AN: This is the challenge, but it is actually helping us ad professionals, because maybe we have been too relaxed. These companies are challenging us, and now is the time to show them our worth as creative agencies. If we do this we will survive, if not we won’t. But the risk is greater for them; this is our core business and we excel at it. So far, I have not seen a single example of a non-creative agency taking over the role of a creative agency. A creative agency’s job is not only to come up with an idea; it goes from the communication strategy to brand building to 360. At Ogilvy & Mather Pakistan we are inputting into our clients’ digital agencies; the same goes for the activation and PR agencies. It is all about how well we plan for change. However, if we don’t realise that these changes are happening then it will become a much bigger issue. These may be challenging times but they are also the best of times. In these times if you are leading an agency it is not enough to be a mad man, you have to be a maths man. Margins are shrinking and technology is changing everything. Digital, activation and PR agencies are all claiming they can provide creative and strategic solutions to clients, so you have to be very careful. You have to be a maths man and pick the right bets. You have to see what makes money and how can you bake a bigger cake, because if you don’t you will not be able to sustain yourself in the long term and keep your good people happy.
A: Given the challenges opening on multiple fronts, how do you motivate your creative teams?
AN: At Ogilvy we work on a twin peaks model; it is about being both creative and effective. Simply developing a great creative campaign which does not bring in the results for our clients is useless; as David Ogilvy said: “we sell or else”. As far as keeping our people passionate and motivated, our clients must be given a large share of the credit. They are the people who give us the opportunity to do good work, and this is the number one motivator for our people. Ogilvy helps them with the knowledge, tools, training, and by providing them with an environment that allows them to innovate, experiment and take risks. We push. We stand up for our ideas. We are an agency which can convince clients about our ideas, and there is nothing better for a creative person than seeing that his agency believes in his ideas, fights for them and has them executed.
A: When did you start your career in advertising?

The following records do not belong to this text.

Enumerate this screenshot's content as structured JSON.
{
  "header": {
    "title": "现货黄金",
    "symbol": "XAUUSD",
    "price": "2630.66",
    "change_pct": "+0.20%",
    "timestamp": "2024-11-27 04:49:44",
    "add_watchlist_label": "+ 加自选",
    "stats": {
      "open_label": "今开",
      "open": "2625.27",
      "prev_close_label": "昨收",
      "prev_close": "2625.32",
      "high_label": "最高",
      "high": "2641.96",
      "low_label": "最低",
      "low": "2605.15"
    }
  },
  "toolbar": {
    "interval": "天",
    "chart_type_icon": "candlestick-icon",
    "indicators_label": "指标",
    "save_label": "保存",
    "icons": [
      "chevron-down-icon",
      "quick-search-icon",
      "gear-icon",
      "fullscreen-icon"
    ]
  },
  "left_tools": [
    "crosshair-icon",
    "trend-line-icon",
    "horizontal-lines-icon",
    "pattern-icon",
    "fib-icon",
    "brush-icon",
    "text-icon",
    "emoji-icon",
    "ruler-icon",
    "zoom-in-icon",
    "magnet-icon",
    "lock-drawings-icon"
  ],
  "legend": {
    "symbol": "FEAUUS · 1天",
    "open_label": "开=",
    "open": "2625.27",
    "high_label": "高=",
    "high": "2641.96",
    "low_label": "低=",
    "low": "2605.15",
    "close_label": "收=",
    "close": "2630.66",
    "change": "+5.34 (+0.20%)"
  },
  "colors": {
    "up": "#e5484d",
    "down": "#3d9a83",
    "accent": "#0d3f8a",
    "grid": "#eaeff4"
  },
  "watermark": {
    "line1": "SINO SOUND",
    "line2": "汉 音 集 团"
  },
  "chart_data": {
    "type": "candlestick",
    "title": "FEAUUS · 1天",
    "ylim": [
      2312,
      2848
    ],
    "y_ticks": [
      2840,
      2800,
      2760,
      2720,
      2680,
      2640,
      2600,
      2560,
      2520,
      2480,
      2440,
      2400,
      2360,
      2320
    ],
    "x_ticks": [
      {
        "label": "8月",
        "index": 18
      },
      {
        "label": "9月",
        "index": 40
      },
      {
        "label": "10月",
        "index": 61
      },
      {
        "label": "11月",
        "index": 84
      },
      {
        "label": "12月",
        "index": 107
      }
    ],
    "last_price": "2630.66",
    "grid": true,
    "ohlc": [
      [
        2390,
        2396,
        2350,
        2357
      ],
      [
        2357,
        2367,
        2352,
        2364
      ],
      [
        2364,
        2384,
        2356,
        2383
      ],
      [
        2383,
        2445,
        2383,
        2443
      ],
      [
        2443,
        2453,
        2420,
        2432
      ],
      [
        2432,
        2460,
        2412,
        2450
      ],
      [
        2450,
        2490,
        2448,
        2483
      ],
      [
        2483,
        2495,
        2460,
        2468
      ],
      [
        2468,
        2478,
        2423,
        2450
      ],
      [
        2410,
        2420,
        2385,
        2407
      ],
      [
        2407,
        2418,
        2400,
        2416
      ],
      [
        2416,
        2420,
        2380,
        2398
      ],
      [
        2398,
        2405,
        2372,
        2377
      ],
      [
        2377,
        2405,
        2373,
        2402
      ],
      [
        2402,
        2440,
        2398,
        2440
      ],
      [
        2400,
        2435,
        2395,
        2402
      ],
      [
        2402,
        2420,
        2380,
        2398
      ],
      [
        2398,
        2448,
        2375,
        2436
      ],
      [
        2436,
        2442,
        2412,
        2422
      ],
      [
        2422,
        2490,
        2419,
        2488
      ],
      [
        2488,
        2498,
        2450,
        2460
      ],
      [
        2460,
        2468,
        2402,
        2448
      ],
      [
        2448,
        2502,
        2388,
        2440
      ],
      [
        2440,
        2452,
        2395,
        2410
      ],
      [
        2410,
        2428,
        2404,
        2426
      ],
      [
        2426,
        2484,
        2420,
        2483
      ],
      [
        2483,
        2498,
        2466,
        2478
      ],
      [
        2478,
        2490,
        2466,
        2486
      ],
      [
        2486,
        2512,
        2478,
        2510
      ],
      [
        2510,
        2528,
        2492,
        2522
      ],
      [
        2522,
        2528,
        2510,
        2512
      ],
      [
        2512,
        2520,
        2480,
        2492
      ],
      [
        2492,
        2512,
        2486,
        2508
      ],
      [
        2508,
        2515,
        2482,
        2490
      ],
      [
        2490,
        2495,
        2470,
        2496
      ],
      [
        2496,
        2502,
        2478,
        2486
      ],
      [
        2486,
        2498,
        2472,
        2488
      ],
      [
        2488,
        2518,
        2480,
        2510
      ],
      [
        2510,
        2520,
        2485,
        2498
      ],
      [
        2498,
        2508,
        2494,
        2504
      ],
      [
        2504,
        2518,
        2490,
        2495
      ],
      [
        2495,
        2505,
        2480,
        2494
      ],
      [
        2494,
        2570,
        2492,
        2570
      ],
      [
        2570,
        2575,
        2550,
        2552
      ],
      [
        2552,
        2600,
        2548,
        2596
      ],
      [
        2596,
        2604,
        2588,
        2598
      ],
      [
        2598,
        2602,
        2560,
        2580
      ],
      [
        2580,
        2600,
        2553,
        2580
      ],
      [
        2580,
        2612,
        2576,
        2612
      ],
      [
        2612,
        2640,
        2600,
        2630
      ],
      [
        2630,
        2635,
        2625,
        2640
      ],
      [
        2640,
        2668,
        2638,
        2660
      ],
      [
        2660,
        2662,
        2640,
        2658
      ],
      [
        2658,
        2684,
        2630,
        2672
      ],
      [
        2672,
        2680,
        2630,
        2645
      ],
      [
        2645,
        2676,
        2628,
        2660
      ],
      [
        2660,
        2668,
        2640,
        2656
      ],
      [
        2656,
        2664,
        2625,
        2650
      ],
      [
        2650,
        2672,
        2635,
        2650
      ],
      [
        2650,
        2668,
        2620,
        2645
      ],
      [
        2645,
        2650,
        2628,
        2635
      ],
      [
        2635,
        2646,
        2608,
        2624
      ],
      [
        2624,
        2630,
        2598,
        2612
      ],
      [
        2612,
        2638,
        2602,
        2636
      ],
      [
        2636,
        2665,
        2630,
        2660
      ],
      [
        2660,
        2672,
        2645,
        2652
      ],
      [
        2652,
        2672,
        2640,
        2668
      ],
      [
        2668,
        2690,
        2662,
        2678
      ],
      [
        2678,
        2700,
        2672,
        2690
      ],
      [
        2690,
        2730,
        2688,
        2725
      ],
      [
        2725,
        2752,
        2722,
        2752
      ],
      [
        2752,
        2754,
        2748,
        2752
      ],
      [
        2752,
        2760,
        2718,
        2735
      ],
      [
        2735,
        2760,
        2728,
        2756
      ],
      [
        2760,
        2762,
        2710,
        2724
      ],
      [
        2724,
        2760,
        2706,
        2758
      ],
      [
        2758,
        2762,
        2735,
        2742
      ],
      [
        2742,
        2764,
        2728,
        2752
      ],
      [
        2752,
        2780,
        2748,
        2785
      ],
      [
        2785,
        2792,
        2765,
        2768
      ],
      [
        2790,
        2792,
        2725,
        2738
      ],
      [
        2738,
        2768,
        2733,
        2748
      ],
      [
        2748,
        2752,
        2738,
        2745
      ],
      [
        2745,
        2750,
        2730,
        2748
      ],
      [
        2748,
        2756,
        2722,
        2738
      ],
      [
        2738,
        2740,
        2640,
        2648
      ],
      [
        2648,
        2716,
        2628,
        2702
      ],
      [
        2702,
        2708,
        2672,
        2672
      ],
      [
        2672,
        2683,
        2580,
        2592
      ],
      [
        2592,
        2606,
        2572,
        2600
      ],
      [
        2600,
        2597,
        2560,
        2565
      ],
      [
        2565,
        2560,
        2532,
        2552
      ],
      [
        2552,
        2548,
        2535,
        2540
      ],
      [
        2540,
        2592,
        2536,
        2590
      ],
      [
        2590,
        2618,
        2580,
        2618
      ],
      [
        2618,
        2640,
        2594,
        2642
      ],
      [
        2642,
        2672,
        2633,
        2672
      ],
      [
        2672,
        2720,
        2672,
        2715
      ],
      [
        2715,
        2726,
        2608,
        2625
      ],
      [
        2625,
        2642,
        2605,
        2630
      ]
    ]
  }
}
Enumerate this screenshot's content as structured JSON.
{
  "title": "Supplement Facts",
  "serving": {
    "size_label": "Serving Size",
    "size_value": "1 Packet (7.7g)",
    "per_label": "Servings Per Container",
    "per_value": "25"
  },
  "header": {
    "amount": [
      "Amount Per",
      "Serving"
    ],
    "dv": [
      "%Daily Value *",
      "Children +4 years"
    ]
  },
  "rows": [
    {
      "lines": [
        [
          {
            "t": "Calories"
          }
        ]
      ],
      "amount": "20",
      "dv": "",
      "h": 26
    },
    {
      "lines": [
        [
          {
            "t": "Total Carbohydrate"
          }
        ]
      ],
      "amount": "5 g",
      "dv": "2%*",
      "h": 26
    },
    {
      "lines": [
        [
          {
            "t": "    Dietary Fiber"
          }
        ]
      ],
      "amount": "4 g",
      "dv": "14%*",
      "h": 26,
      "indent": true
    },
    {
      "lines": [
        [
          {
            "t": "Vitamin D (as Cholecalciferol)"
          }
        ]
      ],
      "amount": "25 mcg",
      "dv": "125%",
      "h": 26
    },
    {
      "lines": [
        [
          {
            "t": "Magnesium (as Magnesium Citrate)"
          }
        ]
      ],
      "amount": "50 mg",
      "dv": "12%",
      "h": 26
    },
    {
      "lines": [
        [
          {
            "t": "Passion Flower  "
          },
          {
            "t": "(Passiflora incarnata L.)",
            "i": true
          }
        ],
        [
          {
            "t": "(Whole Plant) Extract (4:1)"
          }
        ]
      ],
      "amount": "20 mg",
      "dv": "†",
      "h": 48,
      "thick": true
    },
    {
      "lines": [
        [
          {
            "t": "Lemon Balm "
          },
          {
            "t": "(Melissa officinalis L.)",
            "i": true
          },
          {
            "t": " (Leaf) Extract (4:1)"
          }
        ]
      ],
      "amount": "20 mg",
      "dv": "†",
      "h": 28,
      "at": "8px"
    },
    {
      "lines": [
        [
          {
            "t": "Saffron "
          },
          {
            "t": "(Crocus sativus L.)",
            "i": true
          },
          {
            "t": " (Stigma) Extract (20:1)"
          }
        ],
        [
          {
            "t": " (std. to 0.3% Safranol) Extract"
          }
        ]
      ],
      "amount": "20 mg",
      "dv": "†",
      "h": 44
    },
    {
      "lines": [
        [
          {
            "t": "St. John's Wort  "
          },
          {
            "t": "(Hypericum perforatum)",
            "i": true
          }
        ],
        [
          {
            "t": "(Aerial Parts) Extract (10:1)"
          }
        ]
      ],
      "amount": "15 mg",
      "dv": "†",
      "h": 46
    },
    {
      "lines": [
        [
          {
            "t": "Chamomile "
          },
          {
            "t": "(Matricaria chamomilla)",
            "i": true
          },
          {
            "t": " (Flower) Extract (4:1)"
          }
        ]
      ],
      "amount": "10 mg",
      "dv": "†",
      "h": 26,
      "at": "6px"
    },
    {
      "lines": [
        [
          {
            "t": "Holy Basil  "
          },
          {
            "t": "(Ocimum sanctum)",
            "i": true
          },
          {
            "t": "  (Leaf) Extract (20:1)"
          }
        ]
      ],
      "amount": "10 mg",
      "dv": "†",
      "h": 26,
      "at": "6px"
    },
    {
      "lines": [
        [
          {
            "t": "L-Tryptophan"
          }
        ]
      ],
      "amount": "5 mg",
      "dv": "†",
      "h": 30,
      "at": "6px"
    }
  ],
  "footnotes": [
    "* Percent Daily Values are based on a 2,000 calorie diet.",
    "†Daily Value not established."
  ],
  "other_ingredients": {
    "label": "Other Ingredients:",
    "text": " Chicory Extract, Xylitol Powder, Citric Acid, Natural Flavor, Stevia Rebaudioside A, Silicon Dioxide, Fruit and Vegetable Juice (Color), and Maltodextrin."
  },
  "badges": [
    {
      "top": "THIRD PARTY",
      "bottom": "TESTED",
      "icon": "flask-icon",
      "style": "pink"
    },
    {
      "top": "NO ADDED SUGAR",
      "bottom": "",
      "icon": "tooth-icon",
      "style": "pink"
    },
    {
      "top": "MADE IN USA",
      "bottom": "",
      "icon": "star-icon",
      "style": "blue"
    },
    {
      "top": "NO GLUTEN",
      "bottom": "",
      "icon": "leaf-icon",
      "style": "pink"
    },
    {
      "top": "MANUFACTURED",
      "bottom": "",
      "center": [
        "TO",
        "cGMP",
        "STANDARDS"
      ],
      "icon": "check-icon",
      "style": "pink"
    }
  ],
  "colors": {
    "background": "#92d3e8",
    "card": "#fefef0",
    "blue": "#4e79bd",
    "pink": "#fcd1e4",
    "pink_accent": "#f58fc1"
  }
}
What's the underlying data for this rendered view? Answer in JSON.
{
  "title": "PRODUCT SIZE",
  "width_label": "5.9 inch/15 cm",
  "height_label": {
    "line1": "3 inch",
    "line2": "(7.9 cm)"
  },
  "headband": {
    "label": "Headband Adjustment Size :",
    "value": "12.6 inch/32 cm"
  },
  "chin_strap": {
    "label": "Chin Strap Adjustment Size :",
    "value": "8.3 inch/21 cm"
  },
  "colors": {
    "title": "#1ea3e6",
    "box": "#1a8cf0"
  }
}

AN: About 18 years ago. I started with RLintas. I was one of the fortunate people who were given the chance to work with Rauf sahib, who was a truly inspiring ad man. I have great respect for Khalid Rauf too. He mentored me, made me and gave me all the basics. I started as a management trainee and later I became head of account management. Then I opened Brandcom with Khalid Rauf; he took a risk with me and gave me all the opportunities. If Rauf sahib was a legend in those days, I think Taher Anwar Khan is the only person who you can claim to be a living legend. He has a vision for this industry; he is a proven leader. I have learnt from such people and I am still learning. But I have also learnt from my juniors and my colleagues. It’s phenomenal the way they are built, with so much ambition and passion. And then there are my clients; my biggest inspiration are the brands I work on. It’s wonderful having clients that are so supportive, and their demand for great work has been my biggest learning. I have been fortunate to have had clients, such as Coca-Cola, Mondelez, Nestlé and Unilever, who always demand the best work and then help me and my company deliver that best work. It is not just about being demanding; it is about supporting you in delivering on that demand. Advertising is all about being crazy, passionate and creative – and being good at maths! Sometimes people ask me whether there is anything which people don’t know about me, and my answer is very simple... as a leader I am passionate, aggressive and a go-getter, but what people miss in all this is that I am a nice man too!
Asim Naqvi was in conversation with Mariam Ali Baig.